Physical Networks Introduction

The physical network consists of the cables (coaxial cable, twisted pair, fiber optic, and telephone lines) that connect the different hardware residing on the network, the adapter cards used on the attached hosts, and any concentrators, repeaters, routers or bridges used in the network. (A host is a computer attached to the network.)

Physical networks vary both in size and in the type of hardware used. The two common kinds of networks are local area networks (LANs) and wide area networks (WANs). A LAN is a network where communications are limited to a moderately sized geographic area of 1 to 10 km (1 to 6 miles), such as a single office building, warehouse, or campus. A WAN is a network providing data communications capability throughout geographic areas larger than those serviced by LANs; for example, across a country or across continents. An intermediate class of networks exists also, called metropolitan area networks (MANs). This guide does not generally distinguish MANs; they are grouped with WANs.

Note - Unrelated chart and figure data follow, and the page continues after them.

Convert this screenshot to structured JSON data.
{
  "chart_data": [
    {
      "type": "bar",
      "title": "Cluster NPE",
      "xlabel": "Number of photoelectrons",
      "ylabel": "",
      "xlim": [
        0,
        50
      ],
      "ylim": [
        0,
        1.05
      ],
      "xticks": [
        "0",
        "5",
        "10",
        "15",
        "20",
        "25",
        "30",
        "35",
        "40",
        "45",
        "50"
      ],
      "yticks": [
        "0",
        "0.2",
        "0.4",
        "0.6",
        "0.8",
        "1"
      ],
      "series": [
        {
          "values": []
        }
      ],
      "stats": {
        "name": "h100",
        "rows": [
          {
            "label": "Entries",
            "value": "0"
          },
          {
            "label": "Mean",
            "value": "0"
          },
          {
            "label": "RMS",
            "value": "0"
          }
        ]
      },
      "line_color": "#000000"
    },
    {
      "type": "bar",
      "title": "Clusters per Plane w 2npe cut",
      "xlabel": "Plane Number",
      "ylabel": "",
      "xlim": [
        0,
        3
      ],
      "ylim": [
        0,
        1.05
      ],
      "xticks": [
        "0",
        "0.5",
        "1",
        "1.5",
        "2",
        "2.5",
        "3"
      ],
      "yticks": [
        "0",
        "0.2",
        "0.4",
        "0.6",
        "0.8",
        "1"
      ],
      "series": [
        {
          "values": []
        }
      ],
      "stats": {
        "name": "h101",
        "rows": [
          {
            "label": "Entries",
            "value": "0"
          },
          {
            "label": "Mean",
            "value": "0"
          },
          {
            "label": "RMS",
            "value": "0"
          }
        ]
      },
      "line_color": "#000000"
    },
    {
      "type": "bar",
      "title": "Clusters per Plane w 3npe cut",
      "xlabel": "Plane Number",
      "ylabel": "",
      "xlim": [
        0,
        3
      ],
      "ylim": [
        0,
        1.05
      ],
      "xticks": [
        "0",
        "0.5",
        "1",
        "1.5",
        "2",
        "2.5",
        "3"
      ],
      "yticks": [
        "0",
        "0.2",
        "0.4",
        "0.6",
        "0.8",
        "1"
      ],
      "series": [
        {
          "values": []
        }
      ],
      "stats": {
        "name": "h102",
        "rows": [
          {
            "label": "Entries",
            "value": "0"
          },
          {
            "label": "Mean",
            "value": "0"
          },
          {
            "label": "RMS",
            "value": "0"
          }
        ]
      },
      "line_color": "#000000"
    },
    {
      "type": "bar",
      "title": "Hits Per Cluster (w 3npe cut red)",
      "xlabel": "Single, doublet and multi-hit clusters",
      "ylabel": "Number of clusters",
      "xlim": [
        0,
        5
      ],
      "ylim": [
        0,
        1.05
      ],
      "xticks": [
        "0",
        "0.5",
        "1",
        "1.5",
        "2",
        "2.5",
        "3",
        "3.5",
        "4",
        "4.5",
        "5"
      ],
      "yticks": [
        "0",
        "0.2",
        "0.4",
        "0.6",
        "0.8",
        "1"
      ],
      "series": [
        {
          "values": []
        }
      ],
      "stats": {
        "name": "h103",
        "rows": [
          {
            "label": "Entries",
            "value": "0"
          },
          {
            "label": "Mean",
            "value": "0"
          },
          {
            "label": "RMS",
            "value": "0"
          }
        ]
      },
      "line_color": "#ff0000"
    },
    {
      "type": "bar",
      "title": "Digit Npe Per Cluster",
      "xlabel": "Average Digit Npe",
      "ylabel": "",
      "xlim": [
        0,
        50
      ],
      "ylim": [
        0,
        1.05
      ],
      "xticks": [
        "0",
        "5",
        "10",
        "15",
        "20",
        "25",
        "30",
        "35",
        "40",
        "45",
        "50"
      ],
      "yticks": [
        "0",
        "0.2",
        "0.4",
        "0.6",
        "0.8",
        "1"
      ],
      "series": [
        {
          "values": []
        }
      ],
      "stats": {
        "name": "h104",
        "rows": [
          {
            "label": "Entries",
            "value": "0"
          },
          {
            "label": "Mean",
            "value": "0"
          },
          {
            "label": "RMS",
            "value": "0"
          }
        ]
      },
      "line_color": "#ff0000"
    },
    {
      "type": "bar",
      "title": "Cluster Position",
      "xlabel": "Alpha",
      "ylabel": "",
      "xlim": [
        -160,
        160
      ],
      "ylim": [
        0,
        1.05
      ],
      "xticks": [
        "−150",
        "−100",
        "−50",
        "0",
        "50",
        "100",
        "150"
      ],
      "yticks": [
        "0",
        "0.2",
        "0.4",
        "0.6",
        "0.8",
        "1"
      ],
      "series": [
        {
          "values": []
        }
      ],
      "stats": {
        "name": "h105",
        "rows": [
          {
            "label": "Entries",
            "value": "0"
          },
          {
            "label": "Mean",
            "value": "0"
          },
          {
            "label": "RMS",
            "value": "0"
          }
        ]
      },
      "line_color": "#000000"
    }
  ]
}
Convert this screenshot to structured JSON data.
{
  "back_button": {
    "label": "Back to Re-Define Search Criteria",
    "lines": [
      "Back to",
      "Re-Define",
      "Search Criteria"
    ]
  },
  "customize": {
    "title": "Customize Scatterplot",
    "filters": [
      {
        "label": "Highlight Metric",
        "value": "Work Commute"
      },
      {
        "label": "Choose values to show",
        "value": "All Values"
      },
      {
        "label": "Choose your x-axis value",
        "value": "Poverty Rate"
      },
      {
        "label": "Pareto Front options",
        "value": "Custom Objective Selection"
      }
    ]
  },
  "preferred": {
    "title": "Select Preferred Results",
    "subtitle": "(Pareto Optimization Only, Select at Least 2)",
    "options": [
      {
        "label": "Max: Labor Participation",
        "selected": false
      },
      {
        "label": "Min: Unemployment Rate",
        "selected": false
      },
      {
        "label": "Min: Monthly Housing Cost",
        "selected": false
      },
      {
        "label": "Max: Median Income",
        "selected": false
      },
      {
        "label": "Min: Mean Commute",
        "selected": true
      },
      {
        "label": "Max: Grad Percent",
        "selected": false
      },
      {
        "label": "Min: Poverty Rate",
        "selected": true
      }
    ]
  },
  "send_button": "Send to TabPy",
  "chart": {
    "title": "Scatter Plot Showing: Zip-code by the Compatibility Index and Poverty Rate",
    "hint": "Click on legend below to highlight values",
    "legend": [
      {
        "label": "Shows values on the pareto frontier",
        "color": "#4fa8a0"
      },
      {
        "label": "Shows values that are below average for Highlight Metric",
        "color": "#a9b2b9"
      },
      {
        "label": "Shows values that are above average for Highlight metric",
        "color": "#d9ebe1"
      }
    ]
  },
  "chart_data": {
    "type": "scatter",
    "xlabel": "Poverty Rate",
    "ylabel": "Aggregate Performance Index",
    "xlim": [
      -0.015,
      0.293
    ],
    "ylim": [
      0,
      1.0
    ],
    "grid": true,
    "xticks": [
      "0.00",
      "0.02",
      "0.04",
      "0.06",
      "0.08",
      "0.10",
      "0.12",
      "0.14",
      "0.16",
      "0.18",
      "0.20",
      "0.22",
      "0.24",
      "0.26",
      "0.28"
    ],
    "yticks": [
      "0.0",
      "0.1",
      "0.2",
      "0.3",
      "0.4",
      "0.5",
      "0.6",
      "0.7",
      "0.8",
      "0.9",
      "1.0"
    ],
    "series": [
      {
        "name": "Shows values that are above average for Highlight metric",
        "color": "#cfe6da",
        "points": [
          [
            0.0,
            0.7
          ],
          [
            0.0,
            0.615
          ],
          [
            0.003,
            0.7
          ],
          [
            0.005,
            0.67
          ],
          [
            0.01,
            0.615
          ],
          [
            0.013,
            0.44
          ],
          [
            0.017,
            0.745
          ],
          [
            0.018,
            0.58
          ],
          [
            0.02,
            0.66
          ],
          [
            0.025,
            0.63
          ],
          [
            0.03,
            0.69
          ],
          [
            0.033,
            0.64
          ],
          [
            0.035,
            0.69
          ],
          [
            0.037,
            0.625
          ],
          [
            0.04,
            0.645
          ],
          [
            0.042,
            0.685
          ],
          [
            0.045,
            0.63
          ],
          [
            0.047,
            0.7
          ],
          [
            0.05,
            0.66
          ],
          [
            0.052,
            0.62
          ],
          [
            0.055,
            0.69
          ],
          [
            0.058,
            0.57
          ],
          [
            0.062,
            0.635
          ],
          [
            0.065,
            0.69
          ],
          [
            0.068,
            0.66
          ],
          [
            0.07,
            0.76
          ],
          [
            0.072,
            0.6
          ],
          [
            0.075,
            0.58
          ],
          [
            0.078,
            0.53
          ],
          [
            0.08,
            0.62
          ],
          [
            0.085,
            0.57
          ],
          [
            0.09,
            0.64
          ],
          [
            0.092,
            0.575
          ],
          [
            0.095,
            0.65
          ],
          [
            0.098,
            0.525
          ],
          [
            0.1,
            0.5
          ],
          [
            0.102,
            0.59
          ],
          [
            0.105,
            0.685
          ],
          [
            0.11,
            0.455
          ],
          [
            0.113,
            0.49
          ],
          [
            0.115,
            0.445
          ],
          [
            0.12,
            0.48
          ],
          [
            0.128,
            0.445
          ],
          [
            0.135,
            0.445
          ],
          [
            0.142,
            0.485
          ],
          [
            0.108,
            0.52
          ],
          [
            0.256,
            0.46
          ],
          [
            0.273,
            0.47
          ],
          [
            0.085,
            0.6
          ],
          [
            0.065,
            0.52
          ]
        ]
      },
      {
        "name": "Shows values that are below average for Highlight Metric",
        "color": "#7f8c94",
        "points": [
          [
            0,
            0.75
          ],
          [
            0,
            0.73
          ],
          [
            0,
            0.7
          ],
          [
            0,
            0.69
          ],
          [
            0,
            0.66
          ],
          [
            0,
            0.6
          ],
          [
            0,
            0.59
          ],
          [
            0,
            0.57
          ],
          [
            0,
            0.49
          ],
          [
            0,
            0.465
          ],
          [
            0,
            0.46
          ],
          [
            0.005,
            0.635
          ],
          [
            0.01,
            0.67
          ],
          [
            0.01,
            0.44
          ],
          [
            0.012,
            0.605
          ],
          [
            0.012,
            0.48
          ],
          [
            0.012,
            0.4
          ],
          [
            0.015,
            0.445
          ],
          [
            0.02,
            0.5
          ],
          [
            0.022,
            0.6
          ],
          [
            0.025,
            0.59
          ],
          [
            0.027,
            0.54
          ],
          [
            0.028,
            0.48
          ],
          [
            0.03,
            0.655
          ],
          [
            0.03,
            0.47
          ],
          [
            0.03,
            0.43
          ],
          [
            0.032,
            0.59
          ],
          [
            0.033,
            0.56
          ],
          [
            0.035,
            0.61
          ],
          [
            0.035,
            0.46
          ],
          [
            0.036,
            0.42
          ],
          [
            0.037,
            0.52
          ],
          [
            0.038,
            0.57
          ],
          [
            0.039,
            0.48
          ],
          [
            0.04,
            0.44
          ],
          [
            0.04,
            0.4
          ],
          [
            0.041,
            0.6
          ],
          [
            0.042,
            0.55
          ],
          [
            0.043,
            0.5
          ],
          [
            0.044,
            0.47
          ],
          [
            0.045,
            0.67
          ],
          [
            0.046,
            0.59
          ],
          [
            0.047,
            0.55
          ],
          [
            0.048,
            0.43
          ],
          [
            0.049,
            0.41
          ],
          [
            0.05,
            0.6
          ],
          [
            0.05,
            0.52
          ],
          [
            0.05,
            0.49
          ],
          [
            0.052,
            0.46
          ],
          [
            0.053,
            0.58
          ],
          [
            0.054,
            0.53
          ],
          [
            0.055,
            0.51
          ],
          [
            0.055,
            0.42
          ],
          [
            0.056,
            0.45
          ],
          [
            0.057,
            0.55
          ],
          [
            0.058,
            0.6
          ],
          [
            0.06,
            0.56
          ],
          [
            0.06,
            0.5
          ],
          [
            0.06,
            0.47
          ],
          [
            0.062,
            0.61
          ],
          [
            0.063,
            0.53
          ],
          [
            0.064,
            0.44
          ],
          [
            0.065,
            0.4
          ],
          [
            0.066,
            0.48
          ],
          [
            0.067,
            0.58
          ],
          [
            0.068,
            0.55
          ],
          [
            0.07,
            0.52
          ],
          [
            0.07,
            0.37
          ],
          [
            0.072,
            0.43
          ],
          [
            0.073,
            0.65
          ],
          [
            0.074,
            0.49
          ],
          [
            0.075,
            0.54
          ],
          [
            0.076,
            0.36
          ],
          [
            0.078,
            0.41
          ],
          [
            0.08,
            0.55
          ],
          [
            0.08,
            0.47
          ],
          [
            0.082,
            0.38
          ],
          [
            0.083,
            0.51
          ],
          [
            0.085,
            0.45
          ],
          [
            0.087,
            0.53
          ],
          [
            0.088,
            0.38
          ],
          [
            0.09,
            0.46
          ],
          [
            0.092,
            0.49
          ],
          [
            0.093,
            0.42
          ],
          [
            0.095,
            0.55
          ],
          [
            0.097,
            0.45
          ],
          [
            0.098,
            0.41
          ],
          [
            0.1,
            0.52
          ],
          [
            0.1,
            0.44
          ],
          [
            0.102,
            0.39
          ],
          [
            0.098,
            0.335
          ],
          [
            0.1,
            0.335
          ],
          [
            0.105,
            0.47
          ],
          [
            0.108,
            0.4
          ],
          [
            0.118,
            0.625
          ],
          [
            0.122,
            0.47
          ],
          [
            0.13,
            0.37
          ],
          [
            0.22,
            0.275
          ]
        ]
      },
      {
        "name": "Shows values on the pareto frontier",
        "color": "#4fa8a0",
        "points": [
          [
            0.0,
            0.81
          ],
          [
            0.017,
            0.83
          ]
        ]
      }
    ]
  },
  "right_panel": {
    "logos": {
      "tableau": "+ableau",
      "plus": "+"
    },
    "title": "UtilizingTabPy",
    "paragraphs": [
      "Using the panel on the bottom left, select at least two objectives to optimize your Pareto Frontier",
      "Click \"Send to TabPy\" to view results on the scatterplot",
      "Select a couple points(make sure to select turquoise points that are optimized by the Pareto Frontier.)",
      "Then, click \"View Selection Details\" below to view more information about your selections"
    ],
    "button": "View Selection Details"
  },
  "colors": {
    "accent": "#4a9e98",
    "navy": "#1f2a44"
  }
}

LANs commonly use Standard Ethernet, IEEE 802.3 Ethernet, or token-ring hardware for the physical network, while WANs and asynchronous networks use communications networks provided by common carrier companies. Operation of the physical network in both cases is usually controlled by networking standards from organizations such as the Electronics Industry Association (EIA) or the International Telecommunication Union (ITU).